A trojanized CPUID HWMonitor installer was used to deliver a multi-stage, fileless malware chain that leverages trusted Windows binaries (PowerShell, MSBuild, regsvr32) to execute scriptlet payloads such as Clippy.sct which reconstructs and runs a .NET assembly entirely in memory. The reconstructed payload is deserialized and dynamically invoked (with likely follow-on shellcode execution via VirtualAlloc/CreateThread), and organizations are advised to validate installers, deploy EDR, and monitor for regsvr32/MSBuild/scriptlet usage and large embedded arrays. #HWMonitor #Clippy.sct
Keypoints
- A trojanized CPUID HWMonitor installer was used as the initial delivery mechanism for a fileless, multi-stage attack.
- The installer chain invokes PowerShell, MSBuild, and regsvr32 to execute scriptlet files (e.g., Clippy.sct and ActiveX.sct) without dropping traditional executables to disk.
- Clippy.sct reconstructs a .NET assembly in memory by decoding a large embedded array of fake IPv6 strings into a raw byte stream and deserializing it with BinaryFormatter.
- Deserialized code dynamically invokes a malicious class (ServiceClass) that references reading a secondary data file and uses native APIs (VirtualAlloc, CreateThread), indicating likely shellcode execution.
- Encoding the payload as fake IPv6 addresses and performing in-memory deserialization are layered evasion techniques that complicate static detection and analysis.
- Defensive recommendations include validating installer signatures/hashes, restricting execution of new downloads, deploying EDR, and monitoring for regsvr32 usage with .sct files, MSBuild from user-writable paths, and large embedded arrays.
MITRE Techniques
- [T1195 ] Supply Chain Compromise – The campaign used a trojanized vendor installer as the delivery vector (‘trojanized version of the CPUID HWMonitor installer being used to deliver a multi-stage, fileless malware chain’).
- [T1059.001 ] Command and Scripting Interpreter: PowerShell – PowerShell is used as part of the multi-stage execution chain spawned by the installer (‘installer initiates a sequence involving PowerShell, MSBuild, and regsvr32’).
- [T1218 ] Signed Binary Proxy Execution – Legitimate Windows binaries (regsvr32, MSBuild) are abused to execute remote/local scriptlet payloads without dropping executables (‘”C:WindowsSystem32regsvr32.exe” /s /u “/i:C:UsersuserAppDataLocalMicrosoftInternet ExplorerClippy.sct” scrobj.dll’).
- [T1027 ] Obfuscated Files or Information – The payload is obfuscated by encoding raw binary as an array of fake IPv6 addresses to evade static detection (‘contains a large embedded array of fake IPv6 addresses, which are not network indicators but rather an obfuscated representation of raw binary data’).
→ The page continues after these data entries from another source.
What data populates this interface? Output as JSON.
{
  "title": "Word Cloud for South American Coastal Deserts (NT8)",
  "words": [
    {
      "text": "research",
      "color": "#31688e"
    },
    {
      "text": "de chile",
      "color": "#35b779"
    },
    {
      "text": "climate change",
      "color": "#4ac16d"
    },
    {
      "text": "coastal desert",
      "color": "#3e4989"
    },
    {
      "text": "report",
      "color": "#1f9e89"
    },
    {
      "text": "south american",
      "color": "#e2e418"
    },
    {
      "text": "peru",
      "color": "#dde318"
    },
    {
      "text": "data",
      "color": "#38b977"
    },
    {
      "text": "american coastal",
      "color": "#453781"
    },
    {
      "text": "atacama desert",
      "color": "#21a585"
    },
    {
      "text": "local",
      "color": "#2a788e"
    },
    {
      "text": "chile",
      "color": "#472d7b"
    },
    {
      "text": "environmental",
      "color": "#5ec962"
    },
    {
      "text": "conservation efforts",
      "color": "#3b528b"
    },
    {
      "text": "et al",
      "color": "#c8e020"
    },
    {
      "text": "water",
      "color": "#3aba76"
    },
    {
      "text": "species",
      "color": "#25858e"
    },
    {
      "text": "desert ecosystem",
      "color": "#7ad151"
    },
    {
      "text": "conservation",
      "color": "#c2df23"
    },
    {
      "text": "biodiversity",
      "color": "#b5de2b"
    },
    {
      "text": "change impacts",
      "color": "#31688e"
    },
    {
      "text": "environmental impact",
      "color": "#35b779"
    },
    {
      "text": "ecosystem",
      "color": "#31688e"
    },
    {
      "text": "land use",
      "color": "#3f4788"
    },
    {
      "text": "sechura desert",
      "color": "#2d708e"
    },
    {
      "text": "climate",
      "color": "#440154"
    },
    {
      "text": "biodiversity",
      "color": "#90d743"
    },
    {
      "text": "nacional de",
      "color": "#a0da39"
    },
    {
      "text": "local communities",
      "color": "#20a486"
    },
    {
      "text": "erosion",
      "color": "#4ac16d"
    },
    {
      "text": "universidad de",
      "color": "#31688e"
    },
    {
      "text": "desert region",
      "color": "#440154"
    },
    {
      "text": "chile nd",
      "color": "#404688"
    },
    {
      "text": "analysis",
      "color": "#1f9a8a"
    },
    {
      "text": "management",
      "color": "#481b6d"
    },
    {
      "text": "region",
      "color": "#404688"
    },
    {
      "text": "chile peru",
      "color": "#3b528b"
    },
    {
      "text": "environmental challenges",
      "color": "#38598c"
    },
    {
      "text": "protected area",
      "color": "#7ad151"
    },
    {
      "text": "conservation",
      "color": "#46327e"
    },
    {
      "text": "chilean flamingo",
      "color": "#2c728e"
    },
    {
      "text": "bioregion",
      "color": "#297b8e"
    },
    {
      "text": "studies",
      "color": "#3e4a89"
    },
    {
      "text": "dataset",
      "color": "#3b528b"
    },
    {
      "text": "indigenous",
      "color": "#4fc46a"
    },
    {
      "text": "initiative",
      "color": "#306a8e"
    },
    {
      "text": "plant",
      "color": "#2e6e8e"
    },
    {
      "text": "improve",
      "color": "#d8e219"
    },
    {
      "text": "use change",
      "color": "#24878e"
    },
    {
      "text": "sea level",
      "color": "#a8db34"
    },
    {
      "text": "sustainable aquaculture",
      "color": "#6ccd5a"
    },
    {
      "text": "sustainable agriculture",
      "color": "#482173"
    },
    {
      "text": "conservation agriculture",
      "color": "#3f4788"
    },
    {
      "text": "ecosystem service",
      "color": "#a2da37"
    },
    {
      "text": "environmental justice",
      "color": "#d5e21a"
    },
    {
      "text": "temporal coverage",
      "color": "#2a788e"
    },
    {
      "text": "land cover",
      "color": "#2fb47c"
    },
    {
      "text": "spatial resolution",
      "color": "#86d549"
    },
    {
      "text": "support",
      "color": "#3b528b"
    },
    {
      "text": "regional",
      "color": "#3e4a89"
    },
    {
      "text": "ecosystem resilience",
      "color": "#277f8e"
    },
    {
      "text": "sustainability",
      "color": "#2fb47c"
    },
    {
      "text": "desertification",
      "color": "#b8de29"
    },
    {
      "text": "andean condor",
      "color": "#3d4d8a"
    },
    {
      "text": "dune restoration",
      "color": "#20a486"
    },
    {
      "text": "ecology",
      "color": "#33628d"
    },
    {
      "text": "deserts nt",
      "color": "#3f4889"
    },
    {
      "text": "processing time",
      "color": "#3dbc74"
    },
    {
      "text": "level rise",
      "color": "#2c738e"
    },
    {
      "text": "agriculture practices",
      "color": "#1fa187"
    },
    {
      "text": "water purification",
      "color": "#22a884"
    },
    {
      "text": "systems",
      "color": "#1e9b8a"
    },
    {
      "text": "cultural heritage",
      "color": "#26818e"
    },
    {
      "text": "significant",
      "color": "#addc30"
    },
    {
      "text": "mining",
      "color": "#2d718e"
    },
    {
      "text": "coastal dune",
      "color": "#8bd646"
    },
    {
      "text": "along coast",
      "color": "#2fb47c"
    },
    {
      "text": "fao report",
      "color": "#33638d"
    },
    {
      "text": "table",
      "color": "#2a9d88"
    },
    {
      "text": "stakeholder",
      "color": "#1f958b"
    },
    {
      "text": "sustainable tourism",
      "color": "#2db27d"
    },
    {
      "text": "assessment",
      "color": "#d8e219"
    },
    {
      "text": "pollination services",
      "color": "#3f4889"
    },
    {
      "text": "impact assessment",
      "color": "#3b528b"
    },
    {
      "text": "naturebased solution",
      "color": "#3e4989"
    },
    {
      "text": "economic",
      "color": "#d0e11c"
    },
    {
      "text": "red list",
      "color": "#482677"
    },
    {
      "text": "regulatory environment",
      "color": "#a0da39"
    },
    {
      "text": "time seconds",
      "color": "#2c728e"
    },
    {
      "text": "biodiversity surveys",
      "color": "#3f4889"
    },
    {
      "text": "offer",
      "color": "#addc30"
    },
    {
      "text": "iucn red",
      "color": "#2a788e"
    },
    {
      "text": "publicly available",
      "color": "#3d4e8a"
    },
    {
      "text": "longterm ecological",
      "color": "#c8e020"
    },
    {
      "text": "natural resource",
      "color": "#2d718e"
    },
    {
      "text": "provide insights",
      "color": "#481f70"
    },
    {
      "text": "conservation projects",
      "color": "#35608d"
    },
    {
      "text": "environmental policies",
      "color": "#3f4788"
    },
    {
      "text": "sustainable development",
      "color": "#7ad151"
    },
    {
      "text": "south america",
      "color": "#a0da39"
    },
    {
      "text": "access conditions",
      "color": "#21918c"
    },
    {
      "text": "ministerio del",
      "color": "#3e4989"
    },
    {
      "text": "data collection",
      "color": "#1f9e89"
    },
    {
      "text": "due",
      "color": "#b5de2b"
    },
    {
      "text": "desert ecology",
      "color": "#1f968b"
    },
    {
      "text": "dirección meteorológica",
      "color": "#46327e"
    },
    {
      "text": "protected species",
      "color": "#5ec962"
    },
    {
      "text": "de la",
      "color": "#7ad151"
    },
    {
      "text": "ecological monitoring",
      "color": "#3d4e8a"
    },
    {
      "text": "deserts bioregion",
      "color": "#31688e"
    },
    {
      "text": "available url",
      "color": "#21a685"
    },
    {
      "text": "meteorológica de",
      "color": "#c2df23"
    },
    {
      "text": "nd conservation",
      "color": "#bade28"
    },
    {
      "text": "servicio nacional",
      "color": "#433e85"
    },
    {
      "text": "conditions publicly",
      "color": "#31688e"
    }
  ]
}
- [T1055 ] Process Injection (in-memory execution) – The reconstructed .NET payload is executed in memory and references native API usage for running additional code (likely shellcode) via VirtualAlloc/CreateThread (‘reading a secondary file (data.dat) and executing it via native Windows APIs, such as VirtualAlloc and CreateThread, likely indicating shellcode execution’).
Indicators of Compromise
- [File Name ] Installer and scriptlet artifacts observed in the campaign – Clippy.sct, ActiveX.sct, and other files such as Portable HWMonitor Installer (1.63), Fake CRYPTBASE.dll, Trojanized HWMonitor, 0uenkytg.cs.
- [SHA256 Hash ] File hashes tied to observed artifacts – B31A9D919750567167A07EB6D4D53F9DCD25E8343624D54D98F528832CB4CDC7 (Clippy.sct), 02db6764d1f13b837b0a525e5931bdbc67e7a2a4d071e849c7e087255d4a2d5b (Trojanized HWMonitor), and 5 more hashes.
- [Domain/URL ] Command-and-control reference – hxxps://welcome[.]supp0v3[.]com/d/callback (referenced C2 URL).